I'd love to have that problem
2008-12-17 15:30:42
It's still a problem I hate it when people 'I'd love to have that problem' when I ask 'What will you do when 1,000 people all show up on the site at once?'
When business picks up it doesn't mean the money will be there to solve the problems you don't want to deal with now. The truth is that it's easier to deal with problems when you don't have 1,000 people banging on the door demanding products or services, or worse yet, their money back because you can't deliver.
You need experienced partners Just because someone knows more than you do, it doesn't mean they know anything important. In the web world the classic mistake is assuming that some kid who can bang out a website should be put in charge of your entire web enterprise because he can ramble on for hours about AJAX controls and because he got a snippet of his code posted on Slashdot.

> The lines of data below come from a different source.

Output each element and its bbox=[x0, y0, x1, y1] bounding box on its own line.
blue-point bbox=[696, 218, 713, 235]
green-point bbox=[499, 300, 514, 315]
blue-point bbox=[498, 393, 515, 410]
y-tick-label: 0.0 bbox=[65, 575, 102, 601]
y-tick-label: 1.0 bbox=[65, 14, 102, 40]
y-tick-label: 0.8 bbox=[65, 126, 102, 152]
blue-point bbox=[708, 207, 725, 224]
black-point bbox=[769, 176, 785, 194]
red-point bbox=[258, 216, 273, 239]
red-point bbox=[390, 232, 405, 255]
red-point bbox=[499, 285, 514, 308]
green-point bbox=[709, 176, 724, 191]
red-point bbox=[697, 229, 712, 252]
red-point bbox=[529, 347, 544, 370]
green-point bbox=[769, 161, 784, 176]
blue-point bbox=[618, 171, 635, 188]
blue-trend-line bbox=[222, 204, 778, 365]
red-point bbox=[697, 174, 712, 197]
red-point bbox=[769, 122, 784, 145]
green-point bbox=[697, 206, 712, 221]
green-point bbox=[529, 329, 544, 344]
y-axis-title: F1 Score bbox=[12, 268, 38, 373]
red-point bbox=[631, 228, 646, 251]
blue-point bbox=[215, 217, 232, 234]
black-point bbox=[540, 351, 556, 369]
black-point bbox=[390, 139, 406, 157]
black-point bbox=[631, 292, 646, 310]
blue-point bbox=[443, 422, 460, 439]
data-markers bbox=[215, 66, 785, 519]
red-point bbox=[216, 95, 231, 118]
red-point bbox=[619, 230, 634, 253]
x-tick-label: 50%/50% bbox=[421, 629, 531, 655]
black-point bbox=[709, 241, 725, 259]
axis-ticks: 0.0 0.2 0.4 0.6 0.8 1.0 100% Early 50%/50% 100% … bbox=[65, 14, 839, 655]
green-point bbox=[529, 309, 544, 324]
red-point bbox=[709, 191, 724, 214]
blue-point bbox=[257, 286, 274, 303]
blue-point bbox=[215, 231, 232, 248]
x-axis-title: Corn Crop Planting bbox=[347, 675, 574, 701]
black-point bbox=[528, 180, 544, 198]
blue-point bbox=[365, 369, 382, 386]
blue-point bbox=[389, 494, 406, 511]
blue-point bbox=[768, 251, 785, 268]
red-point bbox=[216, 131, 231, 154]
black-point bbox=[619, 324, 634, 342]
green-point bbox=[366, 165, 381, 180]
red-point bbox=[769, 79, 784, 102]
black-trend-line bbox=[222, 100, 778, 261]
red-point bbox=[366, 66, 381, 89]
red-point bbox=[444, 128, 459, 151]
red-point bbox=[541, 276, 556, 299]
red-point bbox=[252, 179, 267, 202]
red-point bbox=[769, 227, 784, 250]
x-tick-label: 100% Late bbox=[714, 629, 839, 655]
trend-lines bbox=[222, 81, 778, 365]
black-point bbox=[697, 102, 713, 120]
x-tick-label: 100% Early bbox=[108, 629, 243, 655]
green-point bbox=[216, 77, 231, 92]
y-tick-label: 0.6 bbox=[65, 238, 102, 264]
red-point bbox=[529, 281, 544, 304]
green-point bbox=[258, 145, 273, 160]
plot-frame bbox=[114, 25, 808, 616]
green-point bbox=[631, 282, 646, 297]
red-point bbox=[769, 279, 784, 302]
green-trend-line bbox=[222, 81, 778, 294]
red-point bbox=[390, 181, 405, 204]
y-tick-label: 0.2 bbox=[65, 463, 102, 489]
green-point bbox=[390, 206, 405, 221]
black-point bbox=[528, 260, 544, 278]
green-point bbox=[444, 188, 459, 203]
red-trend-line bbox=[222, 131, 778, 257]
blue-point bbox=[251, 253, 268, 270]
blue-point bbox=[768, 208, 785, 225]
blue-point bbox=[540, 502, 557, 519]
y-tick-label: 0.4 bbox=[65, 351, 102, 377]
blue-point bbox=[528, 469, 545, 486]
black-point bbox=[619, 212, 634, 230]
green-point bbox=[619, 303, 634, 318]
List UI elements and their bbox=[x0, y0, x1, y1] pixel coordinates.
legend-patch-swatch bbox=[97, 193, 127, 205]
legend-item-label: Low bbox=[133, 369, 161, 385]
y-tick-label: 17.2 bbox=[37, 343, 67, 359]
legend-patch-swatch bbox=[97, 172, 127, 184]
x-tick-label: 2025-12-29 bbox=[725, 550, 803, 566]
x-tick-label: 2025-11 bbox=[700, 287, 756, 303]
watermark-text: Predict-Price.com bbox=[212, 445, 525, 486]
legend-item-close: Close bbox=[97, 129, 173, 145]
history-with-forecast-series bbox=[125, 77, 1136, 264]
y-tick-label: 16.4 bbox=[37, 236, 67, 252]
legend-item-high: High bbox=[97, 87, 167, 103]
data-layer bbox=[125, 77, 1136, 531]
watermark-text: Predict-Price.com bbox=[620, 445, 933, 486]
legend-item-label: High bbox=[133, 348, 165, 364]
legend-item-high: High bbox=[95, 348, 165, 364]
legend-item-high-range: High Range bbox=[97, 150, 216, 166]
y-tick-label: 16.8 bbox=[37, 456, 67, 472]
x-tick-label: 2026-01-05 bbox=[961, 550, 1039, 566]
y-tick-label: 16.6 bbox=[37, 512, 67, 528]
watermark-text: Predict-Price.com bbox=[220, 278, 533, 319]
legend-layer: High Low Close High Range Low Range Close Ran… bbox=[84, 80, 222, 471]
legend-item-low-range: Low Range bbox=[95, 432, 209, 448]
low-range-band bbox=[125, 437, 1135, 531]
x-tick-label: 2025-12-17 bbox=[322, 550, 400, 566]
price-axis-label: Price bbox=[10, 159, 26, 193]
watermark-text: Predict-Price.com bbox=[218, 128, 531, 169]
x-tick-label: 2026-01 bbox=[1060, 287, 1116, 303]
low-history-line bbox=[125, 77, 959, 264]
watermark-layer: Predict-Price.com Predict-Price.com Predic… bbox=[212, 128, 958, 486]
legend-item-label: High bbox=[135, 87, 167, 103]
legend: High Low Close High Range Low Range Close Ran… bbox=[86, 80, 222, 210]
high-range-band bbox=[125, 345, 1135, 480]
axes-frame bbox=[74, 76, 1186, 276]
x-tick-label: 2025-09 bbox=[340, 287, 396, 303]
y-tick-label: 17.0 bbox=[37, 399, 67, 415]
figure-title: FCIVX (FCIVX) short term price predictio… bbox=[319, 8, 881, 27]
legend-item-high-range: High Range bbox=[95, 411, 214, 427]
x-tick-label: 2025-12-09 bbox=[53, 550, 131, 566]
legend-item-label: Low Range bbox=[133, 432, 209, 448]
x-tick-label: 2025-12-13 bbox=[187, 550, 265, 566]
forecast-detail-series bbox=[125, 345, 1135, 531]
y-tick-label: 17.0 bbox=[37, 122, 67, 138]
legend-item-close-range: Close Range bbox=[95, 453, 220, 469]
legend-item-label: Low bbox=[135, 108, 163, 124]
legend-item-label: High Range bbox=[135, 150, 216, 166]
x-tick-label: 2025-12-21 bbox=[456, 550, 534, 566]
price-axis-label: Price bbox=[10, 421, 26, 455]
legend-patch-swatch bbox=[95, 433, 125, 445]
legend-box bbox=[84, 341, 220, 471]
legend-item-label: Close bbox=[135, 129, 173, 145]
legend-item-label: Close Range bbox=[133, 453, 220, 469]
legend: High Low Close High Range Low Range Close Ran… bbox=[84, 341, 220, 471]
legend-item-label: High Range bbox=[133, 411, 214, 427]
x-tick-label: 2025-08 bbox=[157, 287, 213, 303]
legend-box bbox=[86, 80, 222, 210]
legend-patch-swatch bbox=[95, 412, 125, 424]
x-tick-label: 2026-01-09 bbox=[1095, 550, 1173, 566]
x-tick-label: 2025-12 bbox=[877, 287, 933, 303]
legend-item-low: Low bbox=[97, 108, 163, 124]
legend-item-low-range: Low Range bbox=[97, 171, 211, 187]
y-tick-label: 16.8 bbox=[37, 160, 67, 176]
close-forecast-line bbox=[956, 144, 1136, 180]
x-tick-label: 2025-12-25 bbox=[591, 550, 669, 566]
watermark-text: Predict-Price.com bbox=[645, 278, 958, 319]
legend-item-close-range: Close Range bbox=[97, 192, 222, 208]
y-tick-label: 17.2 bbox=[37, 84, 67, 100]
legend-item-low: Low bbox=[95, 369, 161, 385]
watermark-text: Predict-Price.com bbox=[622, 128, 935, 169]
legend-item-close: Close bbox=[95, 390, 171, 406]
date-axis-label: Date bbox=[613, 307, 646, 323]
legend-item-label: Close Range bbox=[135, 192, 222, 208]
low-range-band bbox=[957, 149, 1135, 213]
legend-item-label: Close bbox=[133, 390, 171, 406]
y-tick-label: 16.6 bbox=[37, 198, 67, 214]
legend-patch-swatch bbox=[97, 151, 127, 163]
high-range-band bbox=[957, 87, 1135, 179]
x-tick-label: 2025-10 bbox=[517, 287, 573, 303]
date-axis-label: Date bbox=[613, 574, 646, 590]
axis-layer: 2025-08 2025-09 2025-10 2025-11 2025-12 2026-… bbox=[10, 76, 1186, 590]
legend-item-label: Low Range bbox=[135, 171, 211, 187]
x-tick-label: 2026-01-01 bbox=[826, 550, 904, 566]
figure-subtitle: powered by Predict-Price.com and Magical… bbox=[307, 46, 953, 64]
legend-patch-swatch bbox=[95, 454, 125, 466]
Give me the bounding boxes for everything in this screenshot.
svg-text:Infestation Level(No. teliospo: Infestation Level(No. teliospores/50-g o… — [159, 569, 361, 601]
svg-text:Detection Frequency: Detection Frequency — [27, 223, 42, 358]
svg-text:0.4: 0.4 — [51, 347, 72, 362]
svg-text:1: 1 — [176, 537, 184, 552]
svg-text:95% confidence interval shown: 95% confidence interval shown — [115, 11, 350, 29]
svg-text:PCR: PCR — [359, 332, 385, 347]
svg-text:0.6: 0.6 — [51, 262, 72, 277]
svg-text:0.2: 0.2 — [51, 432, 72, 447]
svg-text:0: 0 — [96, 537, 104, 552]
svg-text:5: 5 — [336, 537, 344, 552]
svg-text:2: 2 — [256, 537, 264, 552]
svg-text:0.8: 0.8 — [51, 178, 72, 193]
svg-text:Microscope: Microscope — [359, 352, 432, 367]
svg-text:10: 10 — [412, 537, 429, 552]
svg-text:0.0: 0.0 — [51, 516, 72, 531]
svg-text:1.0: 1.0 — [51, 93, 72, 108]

Your cousin's sister's kid might be a whiz at building cool looking sites, but you need someone who knows what works in the market, not in DIV layer. You need an architect with business experience AND technical experience to bridge the vision of the company with the realities of creating a deliverable product.
You can avoid having to rebuild your web site if you start out right and address the problems before they arise. The right partners will help you do that, just as the right legal staff will keep you out of jail and the right accountant will keep the IRS off your back.
Completely rebuilding the site may not cost much in dollars, but it's going to cost a lot in time and credibility. You're going to lose potential customers and business partners before you ever get to the redesign if the site doesn't live up to expectations.